When he moved to The Moorings, D'Ambrosio raised the price of men's haircuts to $20, the same rate he charged for about 35 years until he changed it to $25 in March 2016. Rupert Cornwell of The Independent described Diego's as a "modest and friendly establishment and the photos on its walls capture Washington: unglamorous but beautiful, exuding power yet oddly homey, with history around every corner and great men's shadows on every wall."

===D'Ambrosio's honors===
In 2009, D'Ambrosio was awarded the Order of the Star of Italian Solidarity at the Italian Embassy, in recognition of his promotion of his Italian heritage. On April 23, 2010, D.C. Mayor Adrian Fenty joined other local government officials in designating the 1900 block of Q Street, N.W., as Diego D'Ambrosio Way (an alternative street name).

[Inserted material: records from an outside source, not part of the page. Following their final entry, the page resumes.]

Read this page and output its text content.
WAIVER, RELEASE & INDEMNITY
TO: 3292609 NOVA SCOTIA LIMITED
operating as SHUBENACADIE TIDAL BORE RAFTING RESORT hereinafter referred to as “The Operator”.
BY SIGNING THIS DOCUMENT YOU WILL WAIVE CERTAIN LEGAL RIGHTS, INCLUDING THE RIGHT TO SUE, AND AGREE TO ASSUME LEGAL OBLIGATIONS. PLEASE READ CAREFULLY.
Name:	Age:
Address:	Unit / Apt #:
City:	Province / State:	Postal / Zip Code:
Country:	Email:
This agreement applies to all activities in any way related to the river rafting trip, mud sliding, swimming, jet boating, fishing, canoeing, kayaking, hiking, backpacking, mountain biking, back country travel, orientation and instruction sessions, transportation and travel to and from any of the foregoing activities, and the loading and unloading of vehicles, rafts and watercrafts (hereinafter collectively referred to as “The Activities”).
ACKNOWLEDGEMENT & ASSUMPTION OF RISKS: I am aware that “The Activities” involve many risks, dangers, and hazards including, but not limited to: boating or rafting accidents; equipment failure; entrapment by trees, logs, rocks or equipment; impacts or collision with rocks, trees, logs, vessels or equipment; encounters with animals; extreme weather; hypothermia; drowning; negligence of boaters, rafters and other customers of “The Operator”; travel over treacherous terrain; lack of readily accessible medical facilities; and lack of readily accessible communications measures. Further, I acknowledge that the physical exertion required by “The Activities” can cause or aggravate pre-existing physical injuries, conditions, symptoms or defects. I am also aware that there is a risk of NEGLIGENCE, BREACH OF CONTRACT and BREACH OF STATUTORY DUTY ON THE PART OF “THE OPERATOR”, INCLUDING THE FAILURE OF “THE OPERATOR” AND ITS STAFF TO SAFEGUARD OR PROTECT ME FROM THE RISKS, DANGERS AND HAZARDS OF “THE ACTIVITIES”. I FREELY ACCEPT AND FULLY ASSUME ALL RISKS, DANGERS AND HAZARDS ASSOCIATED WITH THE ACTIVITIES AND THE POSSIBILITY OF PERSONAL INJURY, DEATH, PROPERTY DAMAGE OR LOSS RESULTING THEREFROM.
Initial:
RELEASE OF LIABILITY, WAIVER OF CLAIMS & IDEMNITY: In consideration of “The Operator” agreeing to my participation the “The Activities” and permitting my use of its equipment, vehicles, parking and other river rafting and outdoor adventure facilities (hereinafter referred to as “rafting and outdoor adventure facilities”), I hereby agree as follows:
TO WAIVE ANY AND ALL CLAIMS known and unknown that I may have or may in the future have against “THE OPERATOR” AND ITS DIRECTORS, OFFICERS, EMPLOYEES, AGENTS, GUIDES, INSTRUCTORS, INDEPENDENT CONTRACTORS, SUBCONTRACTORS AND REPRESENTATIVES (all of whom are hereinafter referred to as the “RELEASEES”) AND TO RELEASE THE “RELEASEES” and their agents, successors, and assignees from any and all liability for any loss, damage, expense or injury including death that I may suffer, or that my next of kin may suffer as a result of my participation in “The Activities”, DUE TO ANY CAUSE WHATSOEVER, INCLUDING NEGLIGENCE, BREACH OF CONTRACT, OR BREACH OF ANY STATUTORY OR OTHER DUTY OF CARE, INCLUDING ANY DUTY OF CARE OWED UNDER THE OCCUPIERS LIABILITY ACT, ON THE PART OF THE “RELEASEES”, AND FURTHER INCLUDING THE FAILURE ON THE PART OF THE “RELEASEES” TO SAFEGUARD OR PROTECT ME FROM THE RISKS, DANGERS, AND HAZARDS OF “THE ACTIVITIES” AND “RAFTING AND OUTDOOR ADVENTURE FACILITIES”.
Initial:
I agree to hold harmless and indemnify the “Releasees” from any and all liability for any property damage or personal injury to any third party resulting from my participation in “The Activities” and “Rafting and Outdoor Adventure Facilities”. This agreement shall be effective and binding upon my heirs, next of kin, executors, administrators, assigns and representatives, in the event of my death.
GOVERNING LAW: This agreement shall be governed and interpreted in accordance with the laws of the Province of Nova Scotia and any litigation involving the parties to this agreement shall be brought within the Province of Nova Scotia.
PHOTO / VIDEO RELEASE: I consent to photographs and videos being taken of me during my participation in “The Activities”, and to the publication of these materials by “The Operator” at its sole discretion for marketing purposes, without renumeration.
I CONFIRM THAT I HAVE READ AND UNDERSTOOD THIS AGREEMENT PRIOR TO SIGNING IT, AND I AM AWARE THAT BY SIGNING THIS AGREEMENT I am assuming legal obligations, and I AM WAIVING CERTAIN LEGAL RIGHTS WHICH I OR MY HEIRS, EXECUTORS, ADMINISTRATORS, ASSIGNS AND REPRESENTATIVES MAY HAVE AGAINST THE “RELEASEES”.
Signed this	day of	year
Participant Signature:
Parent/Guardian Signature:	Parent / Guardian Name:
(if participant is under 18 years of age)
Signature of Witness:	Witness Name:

The Diego D'Ambrosio Way Designation Act of 2010 "officially recognizes Diego's contributions to District of Columbia residents and the city's business community."

==Famous clientele==
Diego's customers have included Supreme Court Justices Warren E. Burger and William Rehnquist, Israeli Prime Minister Benjamin Netanyahu, former British Prime Minister John Major, Washington Archbishop Donald Wuerl, Apostolic Nuncio Pietro Sambi, former Italian ambassador Giovanni Castellaneta, Mayor Adrian Fenty, and members of the D.C. Council. By D'Ambrosio's count, he has cut the hair of 75 ambassadors, 17 presidents and prime ministers, and other officials representing a total of 135 countries.